Your apologies hurt more than if you refused to apologize. You don’t believe parents should apologize to their children. When your apologies are followed by instructions for me not to get upset and to just accept that you are sorry, I know my dream of you changing will never come true. I know you believe parents are always right and children should respect them no matter what.
I did respect you. They say respect is earned. I believe disrespect is earned. And although I would never be cruel to you, I can’t bring myself to respect you.

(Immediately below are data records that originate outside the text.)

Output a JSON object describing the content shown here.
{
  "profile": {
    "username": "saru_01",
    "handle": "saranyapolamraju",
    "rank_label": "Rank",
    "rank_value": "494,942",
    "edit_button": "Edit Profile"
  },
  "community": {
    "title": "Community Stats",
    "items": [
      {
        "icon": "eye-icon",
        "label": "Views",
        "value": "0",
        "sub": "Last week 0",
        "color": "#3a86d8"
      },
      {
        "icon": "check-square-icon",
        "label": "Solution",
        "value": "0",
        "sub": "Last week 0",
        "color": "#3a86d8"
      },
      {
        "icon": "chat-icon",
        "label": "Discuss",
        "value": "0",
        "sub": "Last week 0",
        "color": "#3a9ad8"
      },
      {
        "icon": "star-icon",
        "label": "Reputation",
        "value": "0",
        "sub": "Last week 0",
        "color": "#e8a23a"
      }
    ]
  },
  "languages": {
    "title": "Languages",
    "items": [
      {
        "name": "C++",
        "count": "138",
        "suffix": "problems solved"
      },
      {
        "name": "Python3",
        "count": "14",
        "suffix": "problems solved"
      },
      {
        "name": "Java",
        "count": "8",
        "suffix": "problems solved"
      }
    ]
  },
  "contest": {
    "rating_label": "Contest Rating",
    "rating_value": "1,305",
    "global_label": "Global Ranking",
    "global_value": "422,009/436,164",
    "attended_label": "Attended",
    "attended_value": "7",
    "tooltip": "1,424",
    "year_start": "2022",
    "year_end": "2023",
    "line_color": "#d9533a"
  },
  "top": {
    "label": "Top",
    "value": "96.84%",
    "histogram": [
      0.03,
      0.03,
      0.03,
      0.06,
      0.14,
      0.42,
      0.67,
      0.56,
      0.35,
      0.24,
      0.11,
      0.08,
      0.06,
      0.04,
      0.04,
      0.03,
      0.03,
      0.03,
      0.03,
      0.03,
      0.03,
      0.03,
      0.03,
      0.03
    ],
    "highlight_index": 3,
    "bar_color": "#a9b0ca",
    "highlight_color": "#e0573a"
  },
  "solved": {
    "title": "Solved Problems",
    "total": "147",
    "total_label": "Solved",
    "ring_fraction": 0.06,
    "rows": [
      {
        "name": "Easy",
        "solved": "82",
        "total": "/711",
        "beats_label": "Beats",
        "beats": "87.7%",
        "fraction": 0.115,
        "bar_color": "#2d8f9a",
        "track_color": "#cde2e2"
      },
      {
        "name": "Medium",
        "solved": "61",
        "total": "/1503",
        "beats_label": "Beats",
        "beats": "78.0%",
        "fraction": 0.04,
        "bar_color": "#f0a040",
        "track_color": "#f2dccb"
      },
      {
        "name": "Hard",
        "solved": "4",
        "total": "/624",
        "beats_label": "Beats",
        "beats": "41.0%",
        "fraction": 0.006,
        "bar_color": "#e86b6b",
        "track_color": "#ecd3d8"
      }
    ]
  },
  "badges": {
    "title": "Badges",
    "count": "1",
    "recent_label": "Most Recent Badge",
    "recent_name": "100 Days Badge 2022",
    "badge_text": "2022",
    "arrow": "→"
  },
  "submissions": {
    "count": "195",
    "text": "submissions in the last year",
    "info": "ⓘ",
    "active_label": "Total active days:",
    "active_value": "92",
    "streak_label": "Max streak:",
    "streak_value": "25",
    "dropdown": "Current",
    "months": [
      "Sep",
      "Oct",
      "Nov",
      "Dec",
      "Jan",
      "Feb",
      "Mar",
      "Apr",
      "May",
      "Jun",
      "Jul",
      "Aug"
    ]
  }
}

I can’t respect people who hurt their own children, again and again, taking advantage of their forgiveness rather than feeling lucky they are being given another chance.
The last time I saw you, Mom, you passive-aggressively said: “I hope nothing ever goes wrong with your children.” I know what you meant. I know you secretly hope my children don’t want to talk to me one day because then I will understand you and come to the conclusion it was not your fault. The last letter I received from you, Dad, you said parenting was hard and talked at length about how difficult things have been for you. I know what you meant. I know you secretly hope I will struggle too as a parent because then I will understand you and come to the conclusion it was not your fault.
These words deeply hurt me. I felt invalidated. It crushed my dream that you can ever change.
And I want to thank you for saying them.
Thank you, Mom and Dad, for teaching me the importance of adults apologizing to children. Thank you for teaching me that parents do not deserve to be respected no matter what. Thank you for teaching me that parents are responsible for their own actions, regardless of how difficult their circumstances are. Thank you for teaching me that apologies have to be sincere and followed up with actions to prove to children they are safe and can trust you.
Thank you. Because if I ever hurt my children, it will never turn out in the way it’s turned out for us. I won’t be too proud to admit I am wrong and my children are right. I won’t be too proud to admit my children have been more mature than me and have a point. And I won’t be too proud to change and take accountability. More than anything, my children will be able to tell me when I have made a mistake without fear of being gaslit. When they think of safety and open conversations, they will think of their mom.
Thank you for teaching me how it’s NOT done.